Das Private als eminent politisch demonstriert David Perlovs »Yoman«, ein über zehn Jahre entstandenes filmisches Tagebuch und zugleich künstlerisches Dokument israelischer Zeitgeschichte. Perlov (1930-2003) war Assistent von Henri Langlois und später einflussreich als Mitbegründer und Lehrer der Filmakademie in Tel Aviv. Diese Wiederentdeckung ist zweifellos eine kleine Sensation. Ebenso die diesjährige Retrospektive zum essayistischen Film, kuratiert von Jean-Pierre Gorin, dem bereits erwähnten früheren Kollegen von Godard zur Zeit der Groupe Dziga Vertov: Bezugnehmend auf den Maler und Filmkritiker Manny Farber nannte er die großartige Reihe »Der Weg der Termiten« (Farber in seinem berühmten Aufsatz »White Elephant Art vs. Termite Art«:Termite-tapeworm-fungus-moss art goes always forward eating its own boundaries, and, like as not, leaves nothing in its path other than the signs of eager, industrious, unkempt activity.) Von D.W. Griffith (»A Corner in Wheat«) über freilich mehrere Arbeiten von Godard (sowie in Zusammenarbeit mit Anne-Marie Miéville bzw. Gorin) bis hin zu jüngeren Filmen wie »Los Angeles Plays Itself« von Thom Andersen, einem fulminanten (Meta-)Porträt einer Stadt anhand deren zahlreicher Auftritte in den verschiedensten Filmen wurde hier der Bogen gespannt. Beschaulich wirkt dagegen das Paris Anfang der 60er Jahre, wo Jean Rouch und Edgar Morin Straßenumfragen zum Thema Glück durchführten, zusammengefasst und kommentiert in »Chronique d’un été«, einem äußerst kurzweiligen Beispiel des cinéma vérité.
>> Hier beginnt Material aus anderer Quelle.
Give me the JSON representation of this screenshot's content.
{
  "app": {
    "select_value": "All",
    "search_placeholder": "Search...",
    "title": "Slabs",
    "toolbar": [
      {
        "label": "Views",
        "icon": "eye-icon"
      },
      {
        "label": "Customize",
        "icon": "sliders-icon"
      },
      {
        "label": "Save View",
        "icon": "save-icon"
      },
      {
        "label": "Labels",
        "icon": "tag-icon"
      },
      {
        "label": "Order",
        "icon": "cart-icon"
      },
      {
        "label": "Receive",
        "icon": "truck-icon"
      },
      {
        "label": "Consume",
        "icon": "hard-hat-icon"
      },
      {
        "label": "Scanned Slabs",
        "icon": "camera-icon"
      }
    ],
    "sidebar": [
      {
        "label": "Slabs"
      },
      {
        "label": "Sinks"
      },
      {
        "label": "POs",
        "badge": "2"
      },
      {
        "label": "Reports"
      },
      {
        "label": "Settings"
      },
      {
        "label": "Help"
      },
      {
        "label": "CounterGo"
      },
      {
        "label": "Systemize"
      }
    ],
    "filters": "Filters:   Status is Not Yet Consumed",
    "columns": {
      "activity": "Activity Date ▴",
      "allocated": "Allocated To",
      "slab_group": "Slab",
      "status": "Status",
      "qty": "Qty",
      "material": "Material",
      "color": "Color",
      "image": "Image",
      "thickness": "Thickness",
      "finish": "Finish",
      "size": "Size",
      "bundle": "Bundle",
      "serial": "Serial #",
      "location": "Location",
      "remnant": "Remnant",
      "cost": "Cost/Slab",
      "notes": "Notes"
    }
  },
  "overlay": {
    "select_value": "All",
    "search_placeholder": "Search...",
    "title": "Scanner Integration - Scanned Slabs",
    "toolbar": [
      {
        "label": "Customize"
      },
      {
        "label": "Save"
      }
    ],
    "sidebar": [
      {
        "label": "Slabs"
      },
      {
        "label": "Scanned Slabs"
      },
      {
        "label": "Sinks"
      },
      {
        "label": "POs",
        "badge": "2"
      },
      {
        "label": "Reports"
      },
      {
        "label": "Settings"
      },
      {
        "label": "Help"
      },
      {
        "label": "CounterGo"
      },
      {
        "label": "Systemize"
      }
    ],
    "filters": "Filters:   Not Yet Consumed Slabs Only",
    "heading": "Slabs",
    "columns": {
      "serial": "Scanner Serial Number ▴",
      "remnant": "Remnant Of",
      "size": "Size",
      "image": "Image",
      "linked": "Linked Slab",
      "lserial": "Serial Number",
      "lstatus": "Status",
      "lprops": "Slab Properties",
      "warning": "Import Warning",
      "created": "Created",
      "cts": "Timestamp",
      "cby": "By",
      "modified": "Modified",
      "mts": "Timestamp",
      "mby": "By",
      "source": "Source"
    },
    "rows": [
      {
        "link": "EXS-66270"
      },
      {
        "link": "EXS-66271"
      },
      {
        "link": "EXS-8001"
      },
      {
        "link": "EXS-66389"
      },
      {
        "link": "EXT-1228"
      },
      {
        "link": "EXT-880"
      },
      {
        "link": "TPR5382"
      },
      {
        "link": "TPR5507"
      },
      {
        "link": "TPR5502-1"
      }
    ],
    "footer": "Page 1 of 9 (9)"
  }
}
Ganz andere Kinoentwürfe hingegen boten die beiden Tributes, die zwei außergewöhnlichen Filmemacherinnen gewidmet wraen: Nina Menkes und Stephanie Rothman, somnambuler Experimentalfilm und emanzipierter Independent-Exploitationfilm wurden hier gegenübergestellt.

 

Die Tatsache, dass bei der Viennale kein Wettbewerb ausgetragen wird, mag ein Grund dafür sein, dass dieses feinsinnig programmierte Festival überregional nicht dieselbe Aufmerksamkeit genießt wie andere, doch scheint dieses wenig schmerzliche Manko vielmehr Freiheiten zuzulassen, die eine außergewöhnliche Radikalität sowie die Berücksichtigung – auch geografisch – abseitiger Filmszenen in der Auswahl erlauben. Daher lässt sich das markante Profil dieser immer wieder staunen machenden Filmschau, die bei Publikum wie Filmschaffenden als anspruchsvolle, den Dialog (und nicht die Konkurrenz) suchende Veranstaltung so sehr geschätzt wird und die ihre aufrichtige Filmleidenschaft unter anderem mit einem jährlich in Auftrag gegebenen Trailer (diesmal von Jem Cohen, davor konnten bereits Agnès Varda, Jonas Mekas oder Ken Jacobs gewonnen werden) bezeugt, nur allzu berechtigt als ›termitisch‹ bezeichnen.